= Falseta =

Part of Flamenco music

A Falseta is part of Flamenco music. They are usually short melodies played by the guitarist(s) in between sung verses, or to accompany dancers. In a guitar solo, the artists play already created falsetas or improvise new falsetas which are then put together to form the whole piece. A falseta can be roughly comparable to a lick in jazz or blues music.

== Examples ==
The Soleares, Alegrias and other palos could be explained as one measure of 6/8 time and one measure of 3/4 time, although changes of harmony tend to accent the third and tenth beat, avoiding the Western Classical idea of downbeat, and therefore further obscure the unfamiliar listener's ability to sense the beginning and middle of the cycle. As this musical tendency would be common for them, their sense of rhythmic emphasis would naturally be obscured.

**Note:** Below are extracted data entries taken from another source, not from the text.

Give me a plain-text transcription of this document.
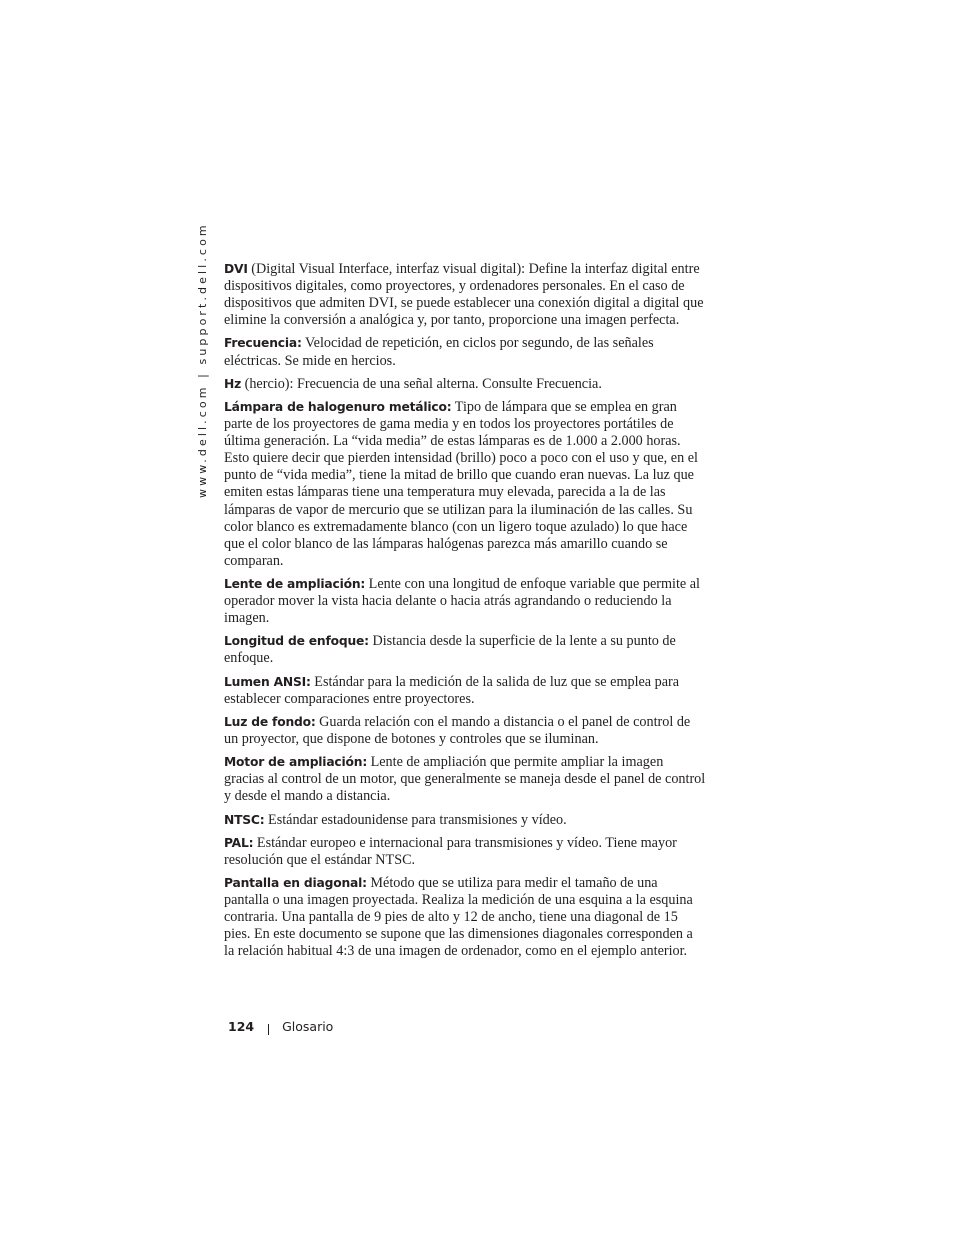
www.dell.com | support.dell.com	DVI (Digital Visual Interface, interfaz visual digital): Define la interfaz digital entre dispositivos digitales, como proyectores, y ordenadores personales. En el caso de dispositivos que admiten DVI, se puede establecer una conexión digital a digital que elimine la conversión a analógica y, por tanto, proporcione una imagen perfecta.

Frecuencia: Velocidad de repetición, en ciclos por segundo, de las señales eléctricas. Se mide en hercios.

Hz (hercio): Frecuencia de una señal alterna. Consulte Frecuencia.

Lámpara de halogenuro metálico: Tipo de lámpara que se emplea en gran parte de los proyectores de gama media y en todos los proyectores portátiles de última generación. La “vida media” de estas lámparas es de 1.000 a 2.000 horas. Esto quiere decir que pierden intensidad (brillo) poco a poco con el uso y que, en el punto de “vida media”, tiene la mitad de brillo que cuando eran nuevas. La luz que emiten estas lámparas tiene una temperatura muy elevada, parecida a la de las lámparas de vapor de mercurio que se utilizan para la iluminación de las calles. Su color blanco es extremadamente blanco (con un ligero toque azulado) lo que hace que el color blanco de las lámparas halógenas parezca más amarillo cuando se comparan.

Lente de ampliación: Lente con una longitud de enfoque variable que permite al operador mover la vista hacia delante o hacia atrás agrandando o reduciendo la imagen.

Longitud de enfoque: Distancia desde la superficie de la lente a su punto de enfoque.

Lumen ANSI: Estándar para la medición de la salida de luz que se emplea para establecer comparaciones entre proyectores.

Luz de fondo: Guarda relación con el mando a distancia o el panel de control de un proyector, que dispone de botones y controles que se iluminan.

Motor de ampliación: Lente de ampliación que permite ampliar la imagen gracias al control de un motor, que generalmente se maneja desde el panel de control y desde el mando a distancia.

NTSC: Estándar estadounidense para transmisiones y vídeo.

PAL: Estándar europeo e internacional para transmisiones y vídeo. Tiene mayor resolución que el estándar NTSC.

Pantalla en diagonal: Método que se utiliza para medir el tamaño de una pantalla o una imagen proyectada. Realiza la medición de una esquina a la esquina contraria. Una pantalla de 9 pies de alto y 12 de ancho, tiene una diagonal de 15 pies. En este documento se supone que las dimensiones diagonales corresponden a la relación habitual 4:3 de una imagen de ordenador, como en el ejemplo anterior.

124 Glosario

 [12] 1 2 [3] 4 5 [6] 7 [8] 9 [10] 11

The Siguiriyas is the same pattern as the Soleares, but shifted:

 [12] 1 [2] 3 [4] 5 6 [7] 8 9 [10] 11

Although many performers will count it as follows:

 1 and 2 and 3 and a 4 and a 5 and

The farrucas are 2 measures of 4/4 time, the falsetas each having 8 beats:

 [1] 2 [3] 4 [5] 6 [7] 8

Most other forms follow these two basic rhythms, though there can be considerable variation, such as in the Granaína.